Friday, April 11, 2014

Two faces of CAR social relations: Openness and mistrust

I have an op-ed up at Al Jazeera America with a short account of some of the factors contributing to the violence in CAR over the past year+. Plenty of reports have detailed the political maneuvering and military entrepreneurship that have helped organize the current fighting. (Some of the best are Roland Marchal's pieces for Global Observatory and Africa Confidential's coverage.) I wanted to draw out another factor: the simultaneous openness/flexibility that I've observed in Central Africans, and how fraught people find it to trust each other. There are a whole host of reasons for the high level of mistrust, and I could only gesture toward a few in the piece. This is something that will have to be dealt with, one way or another, when the fighting stops. Post-conflict programming usually frames its tasks as "rebuilding" trust or helping the state "regain" its monopoly on the legitimate use of force. When it comes to CAR, that's the wrong way to think about it. The state never effectively had that monopoly in the first place, and for as long as CAR has existed as a polity, trust has been strained. So instead, these processes should be seen as new constructions -- building trust, building a state -- that will play out on a far-from-clean slate. That's an enormous task, of course. But maybe it can also be an opportunity.

Monday, April 7, 2014

The Bulletproof Project comes to CAR

Inspired by a story about what Jeffrey Goldberg would call "security theater" (performances of control that lack an empirical basis in actually making us safer) in Iraq, Brendan Koerner launched the Bulletproof Project, an effort to catalog instances when people have believed that any manner of "magic" will make them impervious to bullets. CAR contributes much to the project, as I'll explain.

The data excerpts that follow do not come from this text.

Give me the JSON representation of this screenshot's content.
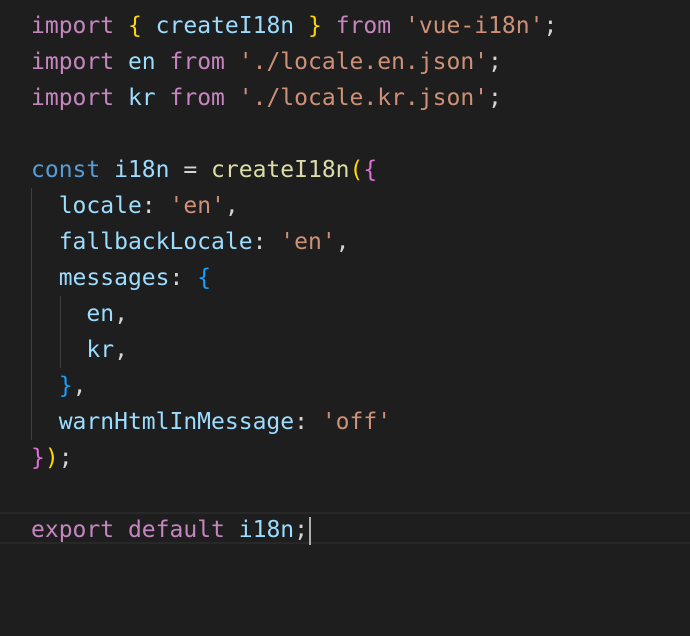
{
  "editor": {
    "theme_colors": {
      "background": "#1e1e1e",
      "keyword_control": "#c586c0",
      "keyword_storage": "#569cd6",
      "variable": "#9cdcfe",
      "function": "#dcdcaa",
      "string": "#ce9178",
      "bracket_level1": "#ffd700",
      "bracket_level2": "#da70d6",
      "bracket_level3": "#179fff"
    },
    "cursor_line": 15,
    "lines": [
      [
        {
          "t": "kw",
          "v": "import"
        },
        {
          "t": "p",
          "v": " "
        },
        {
          "t": "b1",
          "v": "{"
        },
        {
          "t": "p",
          "v": " "
        },
        {
          "t": "var",
          "v": "createI18n"
        },
        {
          "t": "p",
          "v": " "
        },
        {
          "t": "b1",
          "v": "}"
        },
        {
          "t": "p",
          "v": " "
        },
        {
          "t": "kw",
          "v": "from"
        },
        {
          "t": "p",
          "v": " "
        },
        {
          "t": "str",
          "v": "'vue-i18n'"
        },
        {
          "t": "p",
          "v": ";"
        }
      ],
      [
        {
          "t": "kw",
          "v": "import"
        },
        {
          "t": "p",
          "v": " "
        },
        {
          "t": "var",
          "v": "en"
        },
        {
          "t": "p",
          "v": " "
        },
        {
          "t": "kw",
          "v": "from"
        },
        {
          "t": "p",
          "v": " "
        },
        {
          "t": "str",
          "v": "'./locale.en.json'"
        },
        {
          "t": "p",
          "v": ";"
        }
      ],
      [
        {
          "t": "kw",
          "v": "import"
        },
        {
          "t": "p",
          "v": " "
        },
        {
          "t": "var",
          "v": "kr"
        },
        {
          "t": "p",
          "v": " "
        },
        {
          "t": "kw",
          "v": "from"
        },
        {
          "t": "p",
          "v": " "
        },
        {
          "t": "str",
          "v": "'./locale.kr.json'"
        },
        {
          "t": "p",
          "v": ";"
        }
      ],
      [],
      [
        {
          "t": "st",
          "v": "const"
        },
        {
          "t": "p",
          "v": " "
        },
        {
          "t": "var",
          "v": "i18n"
        },
        {
          "t": "p",
          "v": " = "
        },
        {
          "t": "fn",
          "v": "createI18n"
        },
        {
          "t": "b1",
          "v": "("
        },
        {
          "t": "b2",
          "v": "{"
        }
      ],
      [
        {
          "t": "p",
          "v": "  "
        },
        {
          "t": "var",
          "v": "locale"
        },
        {
          "t": "p",
          "v": ": "
        },
        {
          "t": "str",
          "v": "'en'"
        },
        {
          "t": "p",
          "v": ","
        }
      ],
      [
        {
          "t": "p",
          "v": "  "
        },
        {
          "t": "var",
          "v": "fallbackLocale"
        },
        {
          "t": "p",
          "v": ": "
        },
        {
          "t": "str",
          "v": "'en'"
        },
        {
          "t": "p",
          "v": ","
        }
      ],
      [
        {
          "t": "p",
          "v": "  "
        },
        {
          "t": "var",
          "v": "messages"
        },
        {
          "t": "p",
          "v": ": "
        },
        {
          "t": "b3",
          "v": "{"
        }
      ],
      [
        {
          "t": "p",
          "v": "    "
        },
        {
          "t": "var",
          "v": "en"
        },
        {
          "t": "p",
          "v": ","
        }
      ],
      [
        {
          "t": "p",
          "v": "    "
        },
        {
          "t": "var",
          "v": "kr"
        },
        {
          "t": "p",
          "v": ","
        }
      ],
      [
        {
          "t": "p",
          "v": "  "
        },
        {
          "t": "b3",
          "v": "}"
        },
        {
          "t": "p",
          "v": ","
        }
      ],
      [
        {
          "t": "p",
          "v": "  "
        },
        {
          "t": "var",
          "v": "warnHtmlInMessage"
        },
        {
          "t": "p",
          "v": ": "
        },
        {
          "t": "str",
          "v": "'off'"
        }
      ],
      [
        {
          "t": "b2",
          "v": "}"
        },
        {
          "t": "b1",
          "v": ")"
        },
        {
          "t": "p",
          "v": ";"
        }
      ],
      [],
      [
        {
          "t": "kw",
          "v": "export"
        },
        {
          "t": "p",
          "v": " "
        },
        {
          "t": "kw",
          "v": "default"
        },
        {
          "t": "p",
          "v": " "
        },
        {
          "t": "var",
          "v": "i18n"
        },
        {
          "t": "p",
          "v": ";"
        }
      ]
    ]
  }
}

Nearly every article about the recent crisis in CAR includes photos of fighters decked out in gris-gris that will, their wearers say, keep bullets from hitting them. One of the origin stories about the name of one of the main agglomerations of fighters, the Anti-Balaka, has it that it stems from the initiations members go through, which render them impervious even to "balles-AK," or "Balaka" (Kalashnikov bullets). When I was interviewing CAR rebels in 2009 and 2010, they said their gris-gris knowledge had swelled as a result of collaborations with Chadian men-in-arms, who are "très forts" in that kind of thing.

Today, while revising a chapter on French colonial administration in Oubangui-Chari, as the CAR was then known, I was reminded of another origin for these bulletproofing practices. The French, always short on cash, figured they could impose a head tax on their subjects in order to raise revenue. Colonial subjects generally had no colonial monies, though, so the tax would be collected in labor -- literally backbreaking (or head-breaking) labor, such as carrying 65kg for days, with no provision for food or shelter along the way. Oubangui-Chari was the poorest of all the French colonies, and so it had the highest head tax. How else would administrators get anything done? This policy proved disastrous. It caused tens of thousands of deaths due to overwork, illness, disruption of agricultural production, and the brutal violence that was necessary to coerce people to do their bidding, and so further de-populated an area that already had a very low human population thanks to decades of slave raiding. People resisted however they could. Many fled to less repressive places like the Belgian Congo (yes, even the notorious Belgians were seen as more lenient, at least in certain respects). Many others revolted. And those who rebelled made sure to take medicine given to them by a "sorcerer" that made them impervious to bullets. Some of those rebels were quite successful. One group managed to hold Europeans at bay for a full six months.

To my knowledge, no one has mapped, though time, the gris-gris/medicine phenomenon across Central Africa (kind of like what Julien Bonhomme did for the penis-snatching rumor), but it would be a fascinating project.

P.S. Anyone interested in learning more about the history of revolts, repression, and general colonial blunders/malfeasance must read Cathérine Coquéry-Vidrovitch's masterful Le Congo au temps des grandes compagnies concessionnaires.  And of course my book, when it eventually sees the light of day.